Following the awards ceremony, J.D. participated in a panel chaired by Kristin Luck, founder of WIRe, along with panel members Liz Norman, CEO of Elizabeth Norman International and Begona Fafian, Knowledge and Insights Director at Coca-Cola Western Europe. Panel members covered what to look for in a workplace to nurture careers and opportunities, as well as covering the topics that came up in J.D.’s newest paper “Women Executives in Market Research.” 

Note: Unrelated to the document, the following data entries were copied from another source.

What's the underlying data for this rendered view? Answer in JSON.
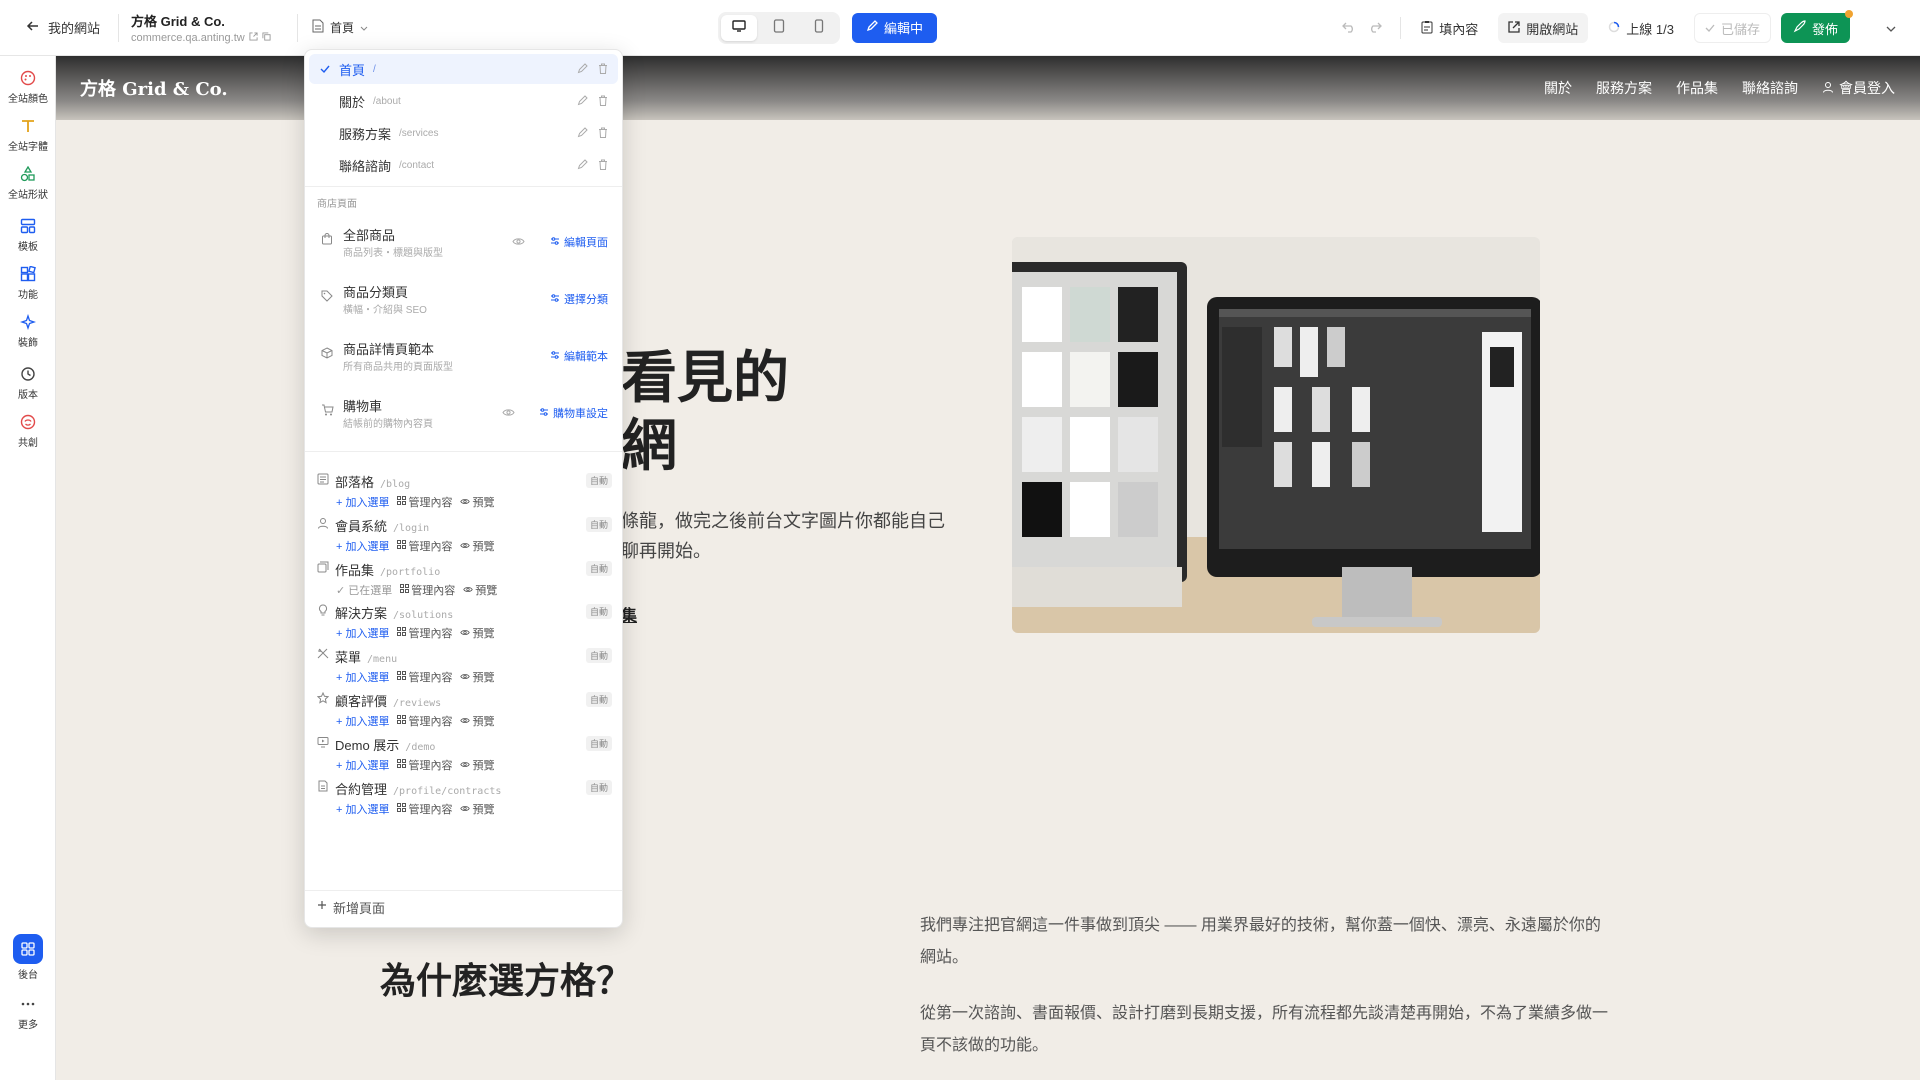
{
  "topbar": {
    "back_label": "我的網站",
    "site_name": "方格 Grid & Co.",
    "site_url": "commerce.qa.anting.tw",
    "current_page": "首頁",
    "edit_label": "編輯中",
    "fill_content": "填內容",
    "open_site": "開啟網站",
    "online": "上線 1/3",
    "saved": "已儲存",
    "publish": "發佈"
  },
  "sidebar": {
    "items": [
      {
        "label": "全站顏色",
        "icon": "palette-icon"
      },
      {
        "label": "全站字體",
        "icon": "text-icon"
      },
      {
        "label": "全站形狀",
        "icon": "shapes-icon"
      },
      {
        "label": "模板",
        "icon": "template-icon"
      },
      {
        "label": "功能",
        "icon": "blocks-icon"
      },
      {
        "label": "裝飾",
        "icon": "sparkle-icon"
      },
      {
        "label": "版本",
        "icon": "history-icon"
      },
      {
        "label": "共創",
        "icon": "cocreate-icon"
      }
    ],
    "admin_label": "後台",
    "more_label": "更多"
  },
  "site": {
    "logo": "方格 Grid & Co.",
    "nav": [
      "關於",
      "服務方案",
      "作品集",
      "聯絡諮詢"
    ],
    "login": "會員登入",
    "hero_line1": "看見的",
    "hero_line2": "網",
    "hero_desc": "條龍，做完之後前台文字圖片你都能自己\n聊再開始。",
    "hero_link": "集",
    "why_title": "為什麼選方格？",
    "why_p1": "我們專注把官網這一件事做到頂尖 —— 用業界最好的技術，幫你蓋一個快、漂亮、永遠屬於你的網站。",
    "why_p2": "從第一次諮詢、書面報價、設計打磨到長期支援，所有流程都先談清楚再開始，不為了業績多做一頁不該做的功能。"
  },
  "pagemenu": {
    "pages": [
      {
        "label": "首頁",
        "slug": "/"
      },
      {
        "label": "關於",
        "slug": "/about"
      },
      {
        "label": "服務方案",
        "slug": "/services"
      },
      {
        "label": "聯絡諮詢",
        "slug": "/contact"
      }
    ],
    "shop_section": "商店頁面",
    "shop_items": [
      {
        "title": "全部商品",
        "sub": "商品列表・標題與版型",
        "action": "編輯頁面"
      },
      {
        "title": "商品分類頁",
        "sub": "橫幅・介紹與 SEO",
        "action": "選擇分類"
      },
      {
        "title": "商品詳情頁範本",
        "sub": "所有商品共用的頁面版型",
        "action": "編輯範本"
      },
      {
        "title": "購物車",
        "sub": "結帳前的購物內容頁",
        "action": "購物車設定"
      }
    ],
    "auto_label": "自動",
    "add_to_menu": "+ 加入選單",
    "in_menu": "✓ 已在選單",
    "manage": "管理內容",
    "preview": "預覽",
    "features": [
      {
        "title": "部落格",
        "slug": "/blog",
        "in_menu": false
      },
      {
        "title": "會員系統",
        "slug": "/login",
        "in_menu": false
      },
      {
        "title": "作品集",
        "slug": "/portfolio",
        "in_menu": true
      },
      {
        "title": "解決方案",
        "slug": "/solutions",
        "in_menu": false
      },
      {
        "title": "菜單",
        "slug": "/menu",
        "in_menu": false
      },
      {
        "title": "顧客評價",
        "slug": "/reviews",
        "in_menu": false
      },
      {
        "title": "Demo 展示",
        "slug": "/demo",
        "in_menu": false
      },
      {
        "title": "合約管理",
        "slug": "/profile/contracts",
        "in_menu": false
      }
    ],
    "add_page": "新增頁面"
  },
  "colors": {
    "accent": "#1e5df0",
    "publish": "#0d9455",
    "canvas": "#f1ede7"
  }
}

During the discussion, an audible gasp went around the room when Liz Norman and Kristin Luck disagreed with each other about women’s desire to be on boards. This discussion brought an important issue to the foreground: treating women as a homogenous group is as bad as failing to promote them or ignoring them altogether. Each individual has different goals and aspirations. J.D. and Begona quickly chimed in to clarify their own thoughts on the matter. We encourage you to check out a video of the lively discussion – disagreements and all.

View the Discussion Here

One key takeaway from the panel was that winning at diversity is a multifaceted issue, and there is no one-size-fits-all solution. The bottom line is that companies in market research need to take meaningful action when it comes to opening up doors and creating opportunities for women. As indicated in J.D.’s paper “These actions must include mechanisms for public accountability such as setting measurable goals, making internal and external public statements about gender diversity, and training and engaging employees on the matter. Failing that, the industry will continue to be long on talk and short on results.” 

This important discussion about diversity, coupled with inspiring conference sessions and presentations that encouraged us to look at market research with a new lens, made for a great event. It was wonderful to convene in a beautiful city with our clients, colleagues and friends from all around the globe at this year’s ESOMAR Congress. See you in 2020!